The True Mother Goose

JACK AND JILL
Went up the hill
To have a little fun-
Stupid Jill
Forgot the pill
And now they have a son.

MARY HAD A LITTLE LAMB
Her father shot it dead
Now it goes to school with her
Between two hunks of bread.

SIMPLE SIMON met a Pieman
Going to the fair
Said Simple Simon to the Pieman
"What have you got there?"
Said the Pieman unto Simon
"Pies, you dumbass!"

THERE WAS A LITTLE GIRL,
who had a little curl
Right in the middle of her forehead...
And when she was good,
she was very very good
But when she was bad she got a fur coat, jewels, a sports car......

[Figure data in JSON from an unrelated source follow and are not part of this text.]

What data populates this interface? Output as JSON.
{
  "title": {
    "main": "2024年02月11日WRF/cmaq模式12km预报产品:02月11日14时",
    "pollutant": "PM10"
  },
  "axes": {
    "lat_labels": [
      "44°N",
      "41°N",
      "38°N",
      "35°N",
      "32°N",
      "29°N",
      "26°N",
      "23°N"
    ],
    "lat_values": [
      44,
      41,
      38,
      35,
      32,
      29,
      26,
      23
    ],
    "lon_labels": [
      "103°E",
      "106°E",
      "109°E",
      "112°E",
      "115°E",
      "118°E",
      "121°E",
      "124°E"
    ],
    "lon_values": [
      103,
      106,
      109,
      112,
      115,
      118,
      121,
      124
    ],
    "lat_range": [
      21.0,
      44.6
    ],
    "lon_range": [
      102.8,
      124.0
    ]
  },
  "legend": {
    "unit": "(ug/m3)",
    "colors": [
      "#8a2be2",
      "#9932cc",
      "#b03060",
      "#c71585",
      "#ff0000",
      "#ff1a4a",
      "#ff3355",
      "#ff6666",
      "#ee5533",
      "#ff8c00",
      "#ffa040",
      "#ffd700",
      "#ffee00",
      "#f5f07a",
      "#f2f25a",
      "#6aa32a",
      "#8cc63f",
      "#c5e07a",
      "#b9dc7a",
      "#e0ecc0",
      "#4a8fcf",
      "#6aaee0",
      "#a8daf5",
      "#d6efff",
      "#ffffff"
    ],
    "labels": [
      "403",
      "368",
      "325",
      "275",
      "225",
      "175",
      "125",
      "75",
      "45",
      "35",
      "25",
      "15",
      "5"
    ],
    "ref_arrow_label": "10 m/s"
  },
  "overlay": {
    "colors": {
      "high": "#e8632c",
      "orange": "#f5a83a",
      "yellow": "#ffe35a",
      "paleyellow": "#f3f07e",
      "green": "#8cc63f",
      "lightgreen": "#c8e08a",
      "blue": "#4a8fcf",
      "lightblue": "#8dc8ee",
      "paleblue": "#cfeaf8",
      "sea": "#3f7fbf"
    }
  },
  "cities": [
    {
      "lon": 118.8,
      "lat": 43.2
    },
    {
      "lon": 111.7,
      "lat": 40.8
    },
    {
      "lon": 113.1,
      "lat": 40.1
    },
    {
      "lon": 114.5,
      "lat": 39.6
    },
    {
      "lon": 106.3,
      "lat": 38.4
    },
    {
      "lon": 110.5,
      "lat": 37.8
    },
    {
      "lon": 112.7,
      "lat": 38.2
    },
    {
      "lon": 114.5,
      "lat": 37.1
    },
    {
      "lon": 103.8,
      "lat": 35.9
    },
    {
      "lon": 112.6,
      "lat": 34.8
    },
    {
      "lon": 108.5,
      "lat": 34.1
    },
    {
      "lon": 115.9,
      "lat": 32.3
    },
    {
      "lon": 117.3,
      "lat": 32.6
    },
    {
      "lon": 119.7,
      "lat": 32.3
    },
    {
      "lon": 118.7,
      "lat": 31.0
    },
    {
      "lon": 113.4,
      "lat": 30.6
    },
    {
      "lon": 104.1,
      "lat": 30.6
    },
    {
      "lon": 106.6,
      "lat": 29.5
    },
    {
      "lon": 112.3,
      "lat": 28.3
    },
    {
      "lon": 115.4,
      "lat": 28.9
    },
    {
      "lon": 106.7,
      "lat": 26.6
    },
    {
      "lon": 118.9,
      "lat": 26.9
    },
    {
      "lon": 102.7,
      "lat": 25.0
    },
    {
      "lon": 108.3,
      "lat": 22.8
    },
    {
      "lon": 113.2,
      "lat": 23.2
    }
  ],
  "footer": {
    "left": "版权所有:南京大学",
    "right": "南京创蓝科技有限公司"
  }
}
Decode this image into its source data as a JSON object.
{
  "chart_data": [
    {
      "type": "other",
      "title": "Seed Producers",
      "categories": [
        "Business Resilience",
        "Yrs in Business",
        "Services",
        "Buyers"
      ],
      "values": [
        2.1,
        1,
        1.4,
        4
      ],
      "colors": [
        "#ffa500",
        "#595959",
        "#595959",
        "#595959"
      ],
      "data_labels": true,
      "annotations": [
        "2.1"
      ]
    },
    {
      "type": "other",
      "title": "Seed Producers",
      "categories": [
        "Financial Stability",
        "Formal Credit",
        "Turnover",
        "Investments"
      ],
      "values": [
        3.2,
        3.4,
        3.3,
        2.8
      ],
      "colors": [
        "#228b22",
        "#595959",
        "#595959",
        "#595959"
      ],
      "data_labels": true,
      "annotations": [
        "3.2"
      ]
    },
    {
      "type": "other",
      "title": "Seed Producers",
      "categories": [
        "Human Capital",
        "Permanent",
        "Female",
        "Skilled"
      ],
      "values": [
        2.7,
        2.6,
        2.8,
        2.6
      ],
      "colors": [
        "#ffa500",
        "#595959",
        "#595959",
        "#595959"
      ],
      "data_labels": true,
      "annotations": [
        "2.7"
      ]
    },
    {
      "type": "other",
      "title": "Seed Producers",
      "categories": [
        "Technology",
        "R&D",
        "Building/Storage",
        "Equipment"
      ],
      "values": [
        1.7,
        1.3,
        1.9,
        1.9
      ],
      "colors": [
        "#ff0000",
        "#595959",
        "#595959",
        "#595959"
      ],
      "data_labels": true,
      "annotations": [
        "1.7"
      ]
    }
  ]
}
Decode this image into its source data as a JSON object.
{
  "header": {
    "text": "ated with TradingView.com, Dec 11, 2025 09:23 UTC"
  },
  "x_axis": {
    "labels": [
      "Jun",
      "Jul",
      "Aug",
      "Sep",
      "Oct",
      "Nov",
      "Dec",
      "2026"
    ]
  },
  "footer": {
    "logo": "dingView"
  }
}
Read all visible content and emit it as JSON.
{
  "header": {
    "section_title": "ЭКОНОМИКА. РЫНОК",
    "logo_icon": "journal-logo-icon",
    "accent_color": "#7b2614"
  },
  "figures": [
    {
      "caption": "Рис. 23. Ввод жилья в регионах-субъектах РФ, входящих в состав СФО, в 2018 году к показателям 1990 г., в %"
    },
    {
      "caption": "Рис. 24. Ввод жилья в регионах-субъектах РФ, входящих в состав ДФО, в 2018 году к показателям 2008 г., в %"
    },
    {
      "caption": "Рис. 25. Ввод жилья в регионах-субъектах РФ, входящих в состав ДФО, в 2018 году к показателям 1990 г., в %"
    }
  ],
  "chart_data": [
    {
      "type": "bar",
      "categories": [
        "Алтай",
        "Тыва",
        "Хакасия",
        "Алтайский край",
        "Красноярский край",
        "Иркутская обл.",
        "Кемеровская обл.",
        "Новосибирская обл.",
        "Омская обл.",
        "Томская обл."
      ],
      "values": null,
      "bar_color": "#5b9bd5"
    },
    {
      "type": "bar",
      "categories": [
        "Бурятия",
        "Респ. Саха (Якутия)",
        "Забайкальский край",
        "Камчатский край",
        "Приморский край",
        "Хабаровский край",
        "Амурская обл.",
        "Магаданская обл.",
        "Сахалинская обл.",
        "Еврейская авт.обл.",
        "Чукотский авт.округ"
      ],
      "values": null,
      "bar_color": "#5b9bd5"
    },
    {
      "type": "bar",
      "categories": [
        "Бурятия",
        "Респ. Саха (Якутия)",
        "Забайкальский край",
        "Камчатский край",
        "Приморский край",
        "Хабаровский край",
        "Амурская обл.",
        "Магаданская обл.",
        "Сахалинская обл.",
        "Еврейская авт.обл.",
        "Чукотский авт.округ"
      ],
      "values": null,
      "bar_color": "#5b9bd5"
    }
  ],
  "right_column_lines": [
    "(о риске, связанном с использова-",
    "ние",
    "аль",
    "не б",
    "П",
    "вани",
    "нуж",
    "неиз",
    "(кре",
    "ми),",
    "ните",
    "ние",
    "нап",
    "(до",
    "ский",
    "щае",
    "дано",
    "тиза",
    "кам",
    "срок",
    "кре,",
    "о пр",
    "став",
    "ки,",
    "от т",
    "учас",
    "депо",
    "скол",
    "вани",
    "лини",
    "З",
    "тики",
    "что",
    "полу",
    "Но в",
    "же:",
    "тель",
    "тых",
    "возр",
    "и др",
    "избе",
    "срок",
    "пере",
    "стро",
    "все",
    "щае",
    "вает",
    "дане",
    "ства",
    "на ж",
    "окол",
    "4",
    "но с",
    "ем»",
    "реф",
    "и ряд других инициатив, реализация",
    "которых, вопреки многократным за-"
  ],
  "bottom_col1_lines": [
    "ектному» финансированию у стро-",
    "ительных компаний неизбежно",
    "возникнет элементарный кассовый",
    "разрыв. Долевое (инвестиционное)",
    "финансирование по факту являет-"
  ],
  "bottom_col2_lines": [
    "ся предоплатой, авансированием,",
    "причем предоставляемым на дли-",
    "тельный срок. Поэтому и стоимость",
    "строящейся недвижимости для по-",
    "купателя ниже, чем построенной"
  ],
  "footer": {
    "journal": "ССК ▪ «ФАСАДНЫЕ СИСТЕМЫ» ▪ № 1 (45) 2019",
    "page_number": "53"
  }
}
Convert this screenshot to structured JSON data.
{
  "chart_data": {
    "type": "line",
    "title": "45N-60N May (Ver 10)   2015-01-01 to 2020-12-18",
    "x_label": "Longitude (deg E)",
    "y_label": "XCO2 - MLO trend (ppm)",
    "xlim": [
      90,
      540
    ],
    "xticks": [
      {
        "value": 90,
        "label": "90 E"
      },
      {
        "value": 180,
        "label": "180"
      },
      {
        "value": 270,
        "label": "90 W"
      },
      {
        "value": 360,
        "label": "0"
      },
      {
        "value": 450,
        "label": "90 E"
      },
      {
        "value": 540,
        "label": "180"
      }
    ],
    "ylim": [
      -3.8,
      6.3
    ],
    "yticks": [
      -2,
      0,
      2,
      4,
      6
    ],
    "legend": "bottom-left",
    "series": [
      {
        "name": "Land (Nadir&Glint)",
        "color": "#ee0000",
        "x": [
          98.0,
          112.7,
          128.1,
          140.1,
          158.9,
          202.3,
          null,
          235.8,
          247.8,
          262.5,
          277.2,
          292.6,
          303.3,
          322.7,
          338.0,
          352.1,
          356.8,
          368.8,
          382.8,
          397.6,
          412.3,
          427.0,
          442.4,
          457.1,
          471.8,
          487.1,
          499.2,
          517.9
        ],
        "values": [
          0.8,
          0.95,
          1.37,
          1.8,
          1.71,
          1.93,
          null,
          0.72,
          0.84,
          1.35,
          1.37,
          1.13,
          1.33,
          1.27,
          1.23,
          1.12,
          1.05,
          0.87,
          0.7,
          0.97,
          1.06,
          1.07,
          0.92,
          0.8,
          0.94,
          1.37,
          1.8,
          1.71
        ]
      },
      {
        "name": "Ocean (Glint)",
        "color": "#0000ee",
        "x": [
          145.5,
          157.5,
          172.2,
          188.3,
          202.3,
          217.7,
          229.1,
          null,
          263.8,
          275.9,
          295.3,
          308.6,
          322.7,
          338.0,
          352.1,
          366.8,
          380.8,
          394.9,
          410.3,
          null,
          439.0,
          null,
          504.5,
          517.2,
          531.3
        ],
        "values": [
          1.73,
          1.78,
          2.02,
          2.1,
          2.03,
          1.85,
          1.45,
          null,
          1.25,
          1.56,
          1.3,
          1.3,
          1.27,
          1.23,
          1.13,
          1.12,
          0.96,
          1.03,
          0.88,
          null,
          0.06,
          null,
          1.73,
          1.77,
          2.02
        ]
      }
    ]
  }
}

HUMPTY DUMPTY sat on a wall
Humpty Dumpty had a great fall
All the kings horses and all the kings men Had scrambled eggs on toast
for breakfast.

HICKORY DICKORY DOCK,
Three mice ran up the clock
the clock struck one,
and the others got away with minor injuries.

HEY DIDDLE, DIDDLE,
the cat did a piddle,
all over the bedside clock,
The little dog laughed to see such fun
when it died of electric shock.

MARY HAD A LITTLE LAMB,
that walked into a pylon,
10,000 volts went up it's arse,
And turned it's wool to nylon.

GEORGIE PORGY Pudding and Pie
Kissed the girls and made them cry.
When the boys came out to play
He kissed them too 'cause he was gay.